EMOIS REMONTES DE L'ADOLESCENCE
On avait tout le temp pour nous décider, on s'était dit ça. Pour le début juillet, on avait prévu de partir en Corse, une semaine en baie de Saint Cyprien, toute bleue de soleil, que du bonheur... Pour la suite, on pouvait voir venir et prendre une décision au dernier moment.
Au retour, on resterait une
semaine
à Paris, on avait dit qu'on y vivrait comme si on y était
pour un séjour de vacances, puis on partirait une autre
semaine dans la famille de ma femme à la campagne, suivie
d'une semaine encore à Paris, puis re-départ à la
campagne chez des amis et là enfin on pourrait réserver
des billets d'avion pour décoller un peu avant ou un peu après
le 15 aout. On dit souvent qu'il y a des prix de malheur au dernier
moment, surtout vers la fin des vacances...
Pour aller où? On avait tout
de suite pensé à San Francisco et plus on y avait
pensé, plus l'idée nous avait plu. Bon, notre petit,
pas encore 7 ans, avait dit qu'il ne voulait pas y aller quand on lui
avait annoncé les 12 heures d'avion, voire 15 à 18
heures s'il y avait une escale.
Après on l'avait convaincu,
tu sais dans l'avion on peut dormir, regarder des films et aussi
jouer à des jeux vidéos...
Début aout, un peu avant de
partir à la campagne chez nos amis, on avait regardé
sur le net pour voir où en étaient les prix au hasard
des multiples paquet-voyages.
En fait j'avais déjà
pas mal pianoté durant les semaines précédentes
sur le site de Vousfairepartir.com, des séjours sur mesure à
San Francisco, il y en avait des vraiment pas chers, parfois avec une
réduction incroyable en réservant avion et hôtel
combinés.
Notre grand d'encore 14 ans aurait plutôt préféré qu'on aille à New York mais San Franscisco ça lui convenait, dormir avec son frère il voulait bien, donc on prendrait une seule chambre à deux lits double, ça limitait de beaucoup les frais. Et puis de dix jours on avait ramené le séjour à 9, c'était d'ailleurs la durée du city pass qui permettait de se déplacer autant qu'on voudrait dans la ville sur les différents moyens de transport...
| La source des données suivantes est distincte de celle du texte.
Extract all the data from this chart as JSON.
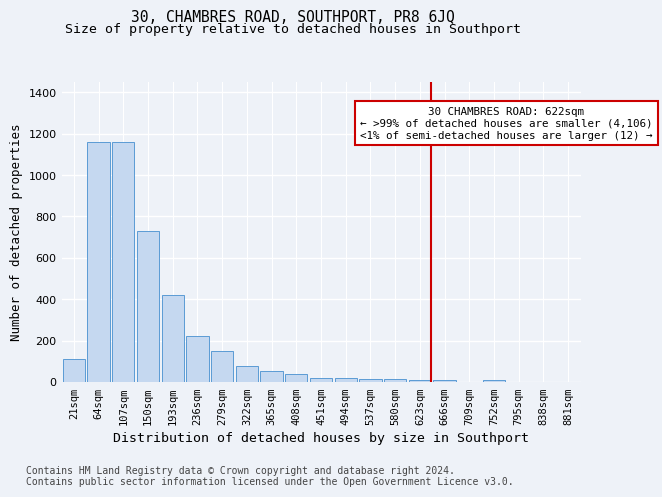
{
  "title": "30, CHAMBRES ROAD, SOUTHPORT, PR8 6JQ",
  "subtitle": "Size of property relative to detached houses in Southport",
  "xlabel": "Distribution of detached houses by size in Southport",
  "ylabel": "Number of detached properties",
  "bar_labels": [
    "21sqm",
    "64sqm",
    "107sqm",
    "150sqm",
    "193sqm",
    "236sqm",
    "279sqm",
    "322sqm",
    "365sqm",
    "408sqm",
    "451sqm",
    "494sqm",
    "537sqm",
    "580sqm",
    "623sqm",
    "666sqm",
    "709sqm",
    "752sqm",
    "795sqm",
    "838sqm",
    "881sqm"
  ],
  "bar_values": [
    110,
    1160,
    1160,
    730,
    420,
    220,
    150,
    78,
    52,
    38,
    20,
    17,
    14,
    15,
    10,
    10,
    0,
    12,
    0,
    0,
    0
  ],
  "bar_color": "#c5d8f0",
  "bar_edge_color": "#5b9bd5",
  "marker_index": 14,
  "marker_color": "#cc0000",
  "annotation_line1": "30 CHAMBRES ROAD: 622sqm",
  "annotation_line2": "← >99% of detached houses are smaller (4,106)",
  "annotation_line3": "<1% of semi-detached houses are larger (12) →",
  "ylim": [
    0,
    1450
  ],
  "yticks": [
    0,
    200,
    400,
    600,
    800,
    1000,
    1200,
    1400
  ],
  "footer_line1": "Contains HM Land Registry data © Crown copyright and database right 2024.",
  "footer_line2": "Contains public sector information licensed under the Open Government Licence v3.0.",
  "background_color": "#eef2f8",
  "plot_background": "#eef2f8",
  "grid_color": "#ffffff",
  "title_fontsize": 10.5,
  "subtitle_fontsize": 9.5,
  "axis_label_fontsize": 9,
  "tick_fontsize": 7.5,
  "footer_fontsize": 7
}
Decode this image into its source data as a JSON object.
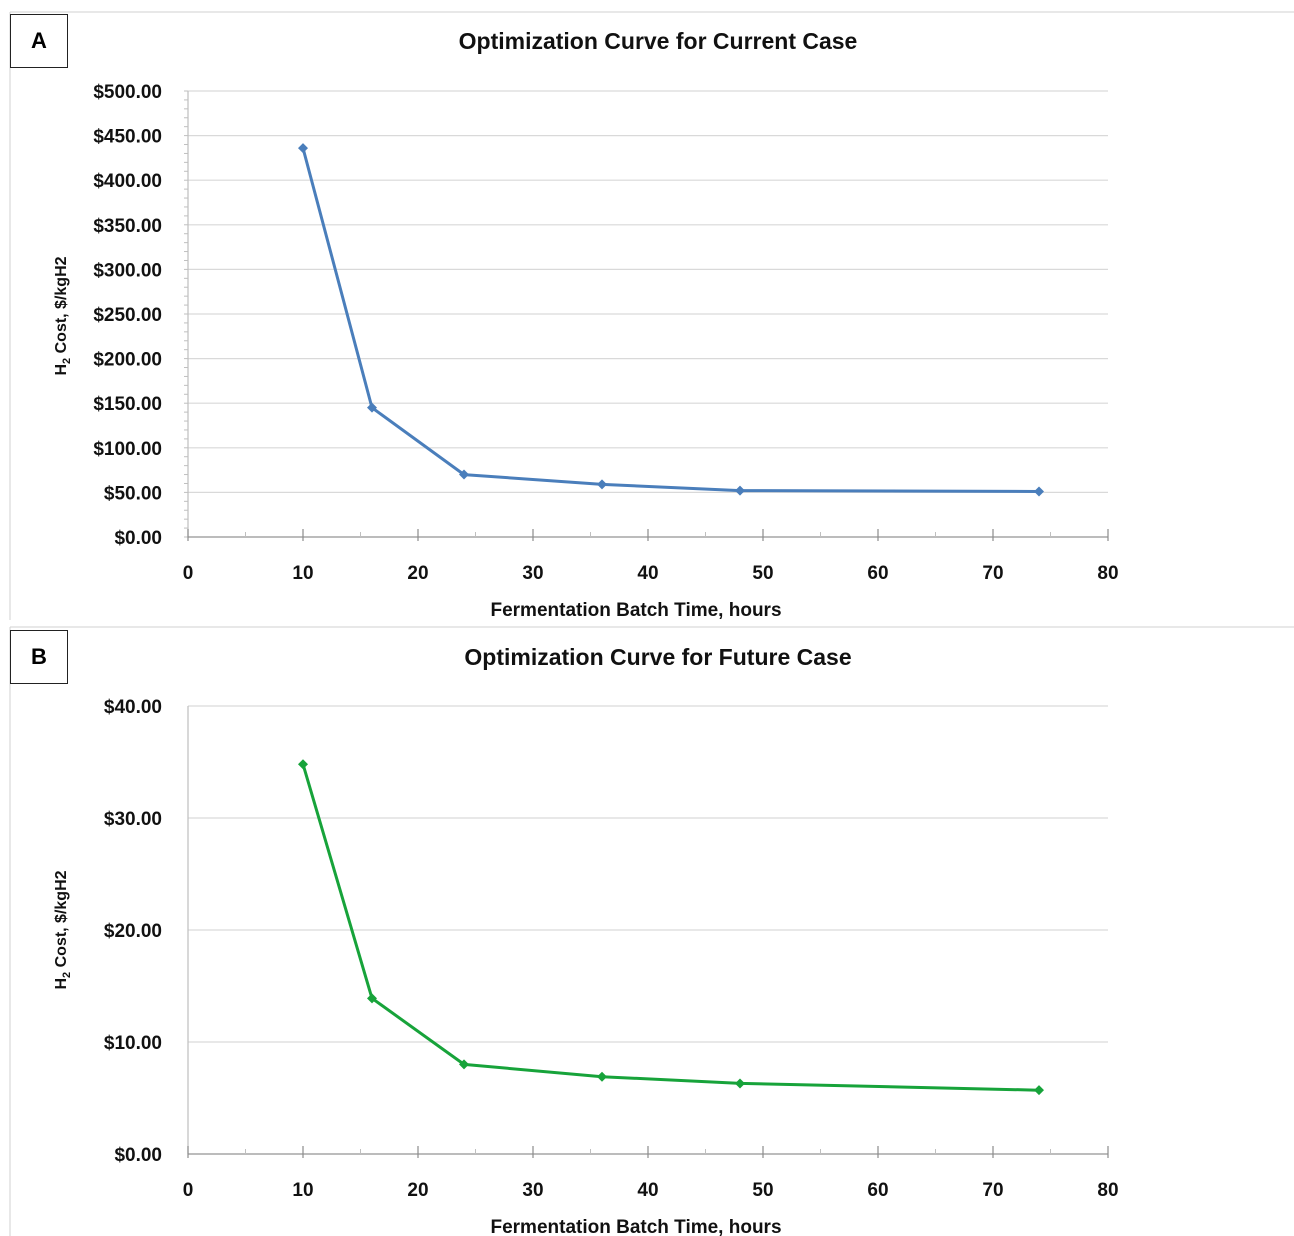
{
  "panels": {
    "a": {
      "label": "A"
    },
    "b": {
      "label": "B"
    }
  },
  "chart_data": [
    {
      "type": "line",
      "title": "Optimization Curve for Current Case",
      "xlabel": "Fermentation Batch Time, hours",
      "ylabel_main": "H",
      "ylabel_sub": "2",
      "ylabel_rest": " Cost, $/kgH2",
      "xlim": [
        0,
        80
      ],
      "ylim": [
        0,
        500
      ],
      "x_ticks": [
        0,
        10,
        20,
        30,
        40,
        50,
        60,
        70,
        80
      ],
      "x_tick_labels": [
        "0",
        "10",
        "20",
        "30",
        "40",
        "50",
        "60",
        "70",
        "80"
      ],
      "y_ticks": [
        0,
        50,
        100,
        150,
        200,
        250,
        300,
        350,
        400,
        450,
        500
      ],
      "y_tick_labels": [
        "$0.00",
        "$50.00",
        "$100.00",
        "$150.00",
        "$200.00",
        "$250.00",
        "$300.00",
        "$350.00",
        "$400.00",
        "$450.00",
        "$500.00"
      ],
      "grid": true,
      "color": "#4a7ebb",
      "marker": "diamond",
      "series": [
        {
          "x": [
            10,
            16,
            24,
            36,
            48,
            74
          ],
          "y": [
            436,
            145,
            70,
            59,
            52,
            51
          ]
        }
      ]
    },
    {
      "type": "line",
      "title": "Optimization Curve for Future Case",
      "xlabel": "Fermentation Batch Time, hours",
      "ylabel_main": "H",
      "ylabel_sub": "2",
      "ylabel_rest": " Cost, $/kgH2",
      "xlim": [
        0,
        80
      ],
      "ylim": [
        0,
        40
      ],
      "x_ticks": [
        0,
        10,
        20,
        30,
        40,
        50,
        60,
        70,
        80
      ],
      "x_tick_labels": [
        "0",
        "10",
        "20",
        "30",
        "40",
        "50",
        "60",
        "70",
        "80"
      ],
      "y_ticks": [
        0,
        10,
        20,
        30,
        40
      ],
      "y_tick_labels": [
        "$0.00",
        "$10.00",
        "$20.00",
        "$30.00",
        "$40.00"
      ],
      "grid": true,
      "color": "#17a33a",
      "marker": "diamond",
      "series": [
        {
          "x": [
            10,
            16,
            24,
            36,
            48,
            74
          ],
          "y": [
            34.8,
            13.9,
            8.0,
            6.9,
            6.3,
            5.7
          ]
        }
      ]
    }
  ]
}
La veille du départ pour la
campagne, cela nous était revenu, plutôt ma femme qui
avait relancé l'idée.
-Et si on allait au Carlton,
comment
ça s'appelle, le Ritz ou le Carlton?
-Les deux, j'te dis.
-Oui mais on ne sera pas assez
fringués pour y aller.
-Si, en Amérique, tu peux
arriver décontracté dans un grand hôtel, je
t'assure...
-Alors on réserve, elle avait
dit.
-Attends, je réfléchis
encore...
Je m'étais installé à la
fenêtre pour réfléchir en même temps que
capter un petit air frais qui venait enfin de souffler dans cette
soirée chaude du 2 aout... Soudain, quoi? qu'est-ce que je
vois
au 1er étage de l'immeuble d'en face, juste de l'autre côté
de la rue?
Un moment d'incertitude à me
demander si j'avais perdu la boule ou si je voyais double...
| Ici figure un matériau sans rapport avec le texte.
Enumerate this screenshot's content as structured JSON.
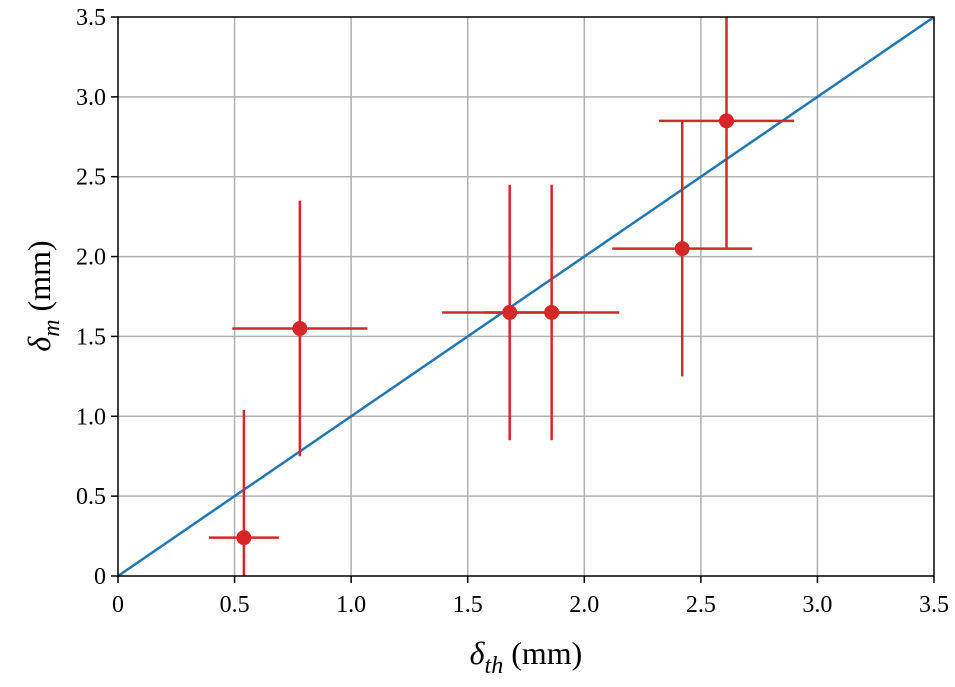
{
  "chart_data": {
    "type": "scatter",
    "x_label": {
      "symbol": "δ",
      "subscript": "th",
      "unit": " (mm)"
    },
    "y_label": {
      "symbol": "δ",
      "subscript": "m",
      "unit": " (mm)"
    },
    "xlim": [
      0,
      3.5
    ],
    "ylim": [
      0,
      3.5
    ],
    "x_ticks": [
      0,
      0.5,
      1.0,
      1.5,
      2.0,
      2.5,
      3.0,
      3.5
    ],
    "x_tick_labels": [
      "0",
      "0.5",
      "1.0",
      "1.5",
      "2.0",
      "2.5",
      "3.0",
      "3.5"
    ],
    "y_ticks": [
      0,
      0.5,
      1.0,
      1.5,
      2.0,
      2.5,
      3.0,
      3.5
    ],
    "y_tick_labels": [
      "0",
      "0.5",
      "1.0",
      "1.5",
      "2.0",
      "2.5",
      "3.0",
      "3.5"
    ],
    "grid": true,
    "reference_line": {
      "x": [
        0,
        3.5
      ],
      "y": [
        0,
        3.5
      ],
      "color": "#1f77b4"
    },
    "points": [
      {
        "x": 0.54,
        "y": 0.24,
        "xerr": 0.15,
        "yerr_low": 0.24,
        "yerr_high": 0.8
      },
      {
        "x": 0.78,
        "y": 1.55,
        "xerr": 0.29,
        "yerr": 0.8
      },
      {
        "x": 1.68,
        "y": 1.65,
        "xerr": 0.29,
        "yerr": 0.8
      },
      {
        "x": 1.86,
        "y": 1.65,
        "xerr": 0.29,
        "yerr": 0.8
      },
      {
        "x": 2.42,
        "y": 2.05,
        "xerr": 0.3,
        "yerr": 0.8
      },
      {
        "x": 2.61,
        "y": 2.85,
        "xerr": 0.29,
        "yerr_low": 0.8,
        "yerr_high": 0.65
      }
    ],
    "point_color": "#d62728"
  }
}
J'ai dit à ma femme: viens
voir, de la folie...
Elle était connectée à
l'un des réseaux sociaux qui vous prennent la tête au
point de ne plus entendre une parole proche, même de son mari. Comme
j'insistais, elle a demandé
ce qui m'arrivait?
-A moi rien, sauf ce que je
vois...
on dirait un film porno sur une chaine cryptée, sauf que c'est
en clair, si tu vois ce que je veux dire?
-Non, je ne vois pas
-Bien sûr que tu ne peux pas
voir si tu es scotchée à ton écran, c'est
dehors!
Elle avait levé les yeux un
instant, juste pour me prier d'arrêter mon délire. Et
puis s'était reprise:
-J'en ai plus que pour trois
secondes, vas-y, va dormir, je te rejoins...
Façon de se débarrasser
de moi pour continuer de jouer sur son Facebook... Ou alors c'était
son Myspace, encore qu'elle y allait moins depuis qu'elle était
sur Facebook. En tout cas ce n'était pas encore Twitter...
-Tu ne veux pas me croire, je te dis qu'il y a un couple en bas qui se fait tout un cinéma, juste au bord de leur fenêtre, de l'autre côté de la rue...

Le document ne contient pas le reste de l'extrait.